Flat drippers are widely used in agricultural irrigation systems to ensure precise water distribution. This study investigates the optimization of flat drippers through Computational Fluid Dynamics (CFDs) simulations, focusing on the channel geometry. These emitters have a particular configuration of the labyrinth channel appropriately shaped to ensure high turbulence and dissipation of the hydraulic load. CFDs techniques are particularly suitable to investigate the labyrinth design and optimization. Here, by analyzing seven different dripper models with varying dissipation channel sizes, the relationship between flow rate (liters per hour) and pipe pressure (kPa) was studied.
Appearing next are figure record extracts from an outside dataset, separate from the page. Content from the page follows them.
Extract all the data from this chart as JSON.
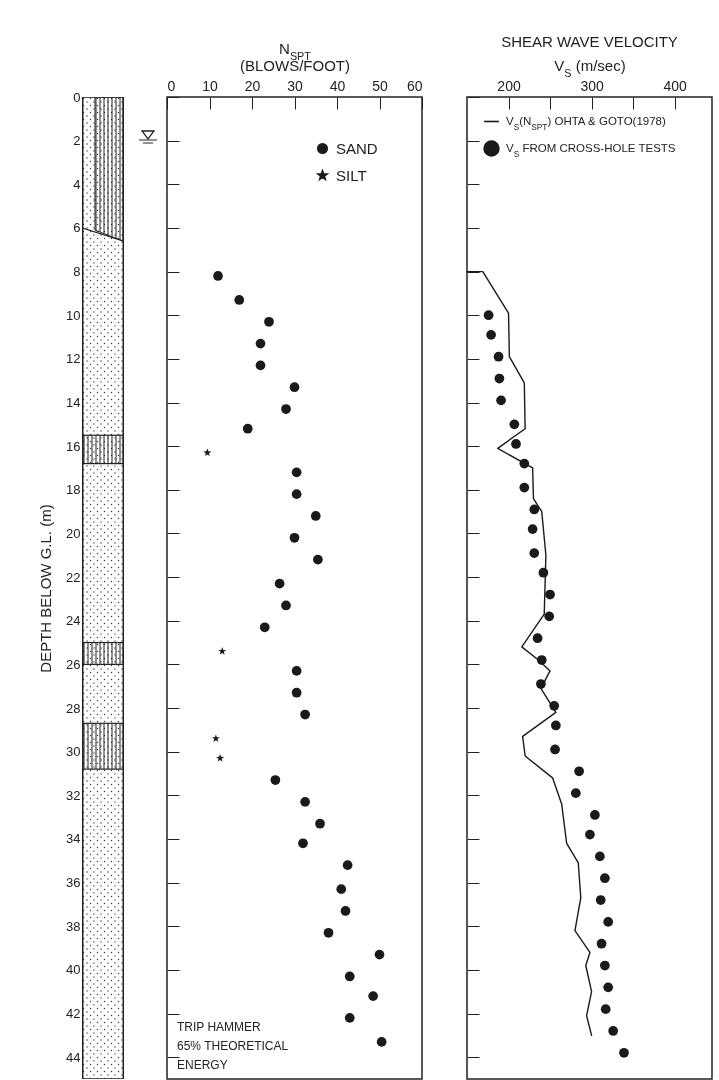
{
  "chart_data": [
    {
      "type": "scatter",
      "xlabel": "N$_{SPT}$\n(BLOWS/FOOT)",
      "ylabel": "DEPTH BELOW G.L. (m)",
      "xlim": [
        0,
        60
      ],
      "xticks": [
        0,
        10,
        20,
        30,
        40,
        50,
        60
      ],
      "ylim": [
        45,
        0
      ],
      "yticks": [
        0,
        2,
        4,
        6,
        8,
        10,
        12,
        14,
        16,
        18,
        20,
        22,
        24,
        26,
        28,
        30,
        32,
        34,
        36,
        38,
        40,
        42,
        44
      ],
      "legend": "top right",
      "annotations": [
        "TRIP HAMMER\n65% THEORETICAL\nENERGY"
      ],
      "series": [
        {
          "name": "SAND",
          "color": "#1a1a1a",
          "marker": "circle",
          "x": [
            12,
            17,
            24,
            22,
            22,
            30,
            28,
            19,
            30.5,
            30.5,
            35,
            30,
            35.5,
            26.5,
            28,
            23,
            30.5,
            30.5,
            32.5,
            25.5,
            32.5,
            36,
            32,
            42.5,
            41,
            42,
            38,
            50,
            43,
            48.5,
            43,
            50.5
          ],
          "values": [
            8.2,
            9.3,
            10.3,
            11.3,
            12.3,
            13.3,
            14.3,
            15.2,
            17.2,
            18.2,
            19.2,
            20.2,
            21.2,
            22.3,
            23.3,
            24.3,
            26.3,
            27.3,
            28.3,
            31.3,
            32.3,
            33.3,
            34.2,
            35.2,
            36.3,
            37.3,
            38.3,
            39.3,
            40.3,
            41.2,
            42.2,
            43.3
          ]
        },
        {
          "name": "SILT",
          "color": "#1a1a1a",
          "marker": "star",
          "x": [
            9.5,
            13,
            11.5,
            12.5
          ],
          "values": [
            16.3,
            25.4,
            29.4,
            30.3
          ]
        }
      ]
    },
    {
      "type": "scatter",
      "title": "SHEAR WAVE VELOCITY",
      "xlabel": "V$_{S}$ (m/sec)",
      "xlim": [
        150,
        445
      ],
      "xticks": [
        200,
        {
          "value": 250,
          "label": null
        },
        300,
        {
          "value": 350,
          "label": null
        },
        400
      ],
      "ylim": [
        45,
        0
      ],
      "yticks": [
        0,
        2,
        4,
        6,
        8,
        10,
        12,
        14,
        16,
        18,
        20,
        22,
        24,
        26,
        28,
        30,
        32,
        34,
        36,
        38,
        40,
        42,
        44
      ],
      "tick_labels": "x",
      "legend": "top left",
      "series": [
        {
          "name": "V$_{S}$(N$_{SPT}$) OHTA & GOTO(1978)",
          "type": "line",
          "color": "#1a1a1a",
          "x": [
            150,
            169,
            200,
            201,
            219,
            220,
            187,
            229,
            230,
            240,
            245,
            243,
            216,
            236,
            250,
            239,
            257,
            217,
            220,
            253,
            264,
            270,
            284,
            287,
            280,
            298,
            293,
            300,
            294,
            300
          ],
          "values": [
            8.0,
            8.0,
            9.9,
            11.9,
            13.1,
            15.2,
            16.1,
            17.0,
            18.4,
            19.0,
            21.0,
            23.7,
            25.2,
            25.8,
            26.3,
            27.1,
            28.2,
            29.3,
            30.2,
            31.2,
            32.4,
            34.2,
            35.1,
            36.7,
            38.2,
            39.2,
            39.8,
            41.0,
            42.1,
            43.0
          ]
        },
        {
          "name": "V$_{S}$ FROM CROSS-HOLE TESTS",
          "color": "#1a1a1a",
          "marker": "circle",
          "x": [
            176,
            179,
            188,
            189,
            191,
            207,
            209,
            219,
            219,
            231,
            229,
            231,
            242,
            250,
            249,
            235,
            240,
            239,
            255,
            257,
            256,
            285,
            281,
            304,
            298,
            310,
            316,
            311,
            320,
            312,
            316,
            320,
            317,
            326,
            339
          ],
          "values": [
            10.0,
            10.9,
            11.9,
            12.9,
            13.9,
            15.0,
            15.9,
            16.8,
            17.9,
            18.9,
            19.8,
            20.9,
            21.8,
            22.8,
            23.8,
            24.8,
            25.8,
            26.9,
            27.9,
            28.8,
            29.9,
            30.9,
            31.9,
            32.9,
            33.8,
            34.8,
            35.8,
            36.8,
            37.8,
            38.8,
            39.8,
            40.8,
            41.8,
            42.8,
            43.8
          ]
        }
      ]
    }
  ]
}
Simulations were performed for six inlet pressures in the range between 50 and 175 kPa, with steps of 25 kPa, allowing for the derivation of the pressure-flow curve and the optimization of the emitter exponent. The value of the exponent is closely linked to the conformation of the channel and is standardized by the International Organization for Standardization (ISO) 9261:2004. Additionally, the influence of the labyrinth channel's cross-sectional area on flow rate was examined, providing insights into design improvements for enhanced hydraulic performance. The proposed optimization could lead to significant water savings and enhanced agricultural productivity by improving the efficiency of irrigation systems.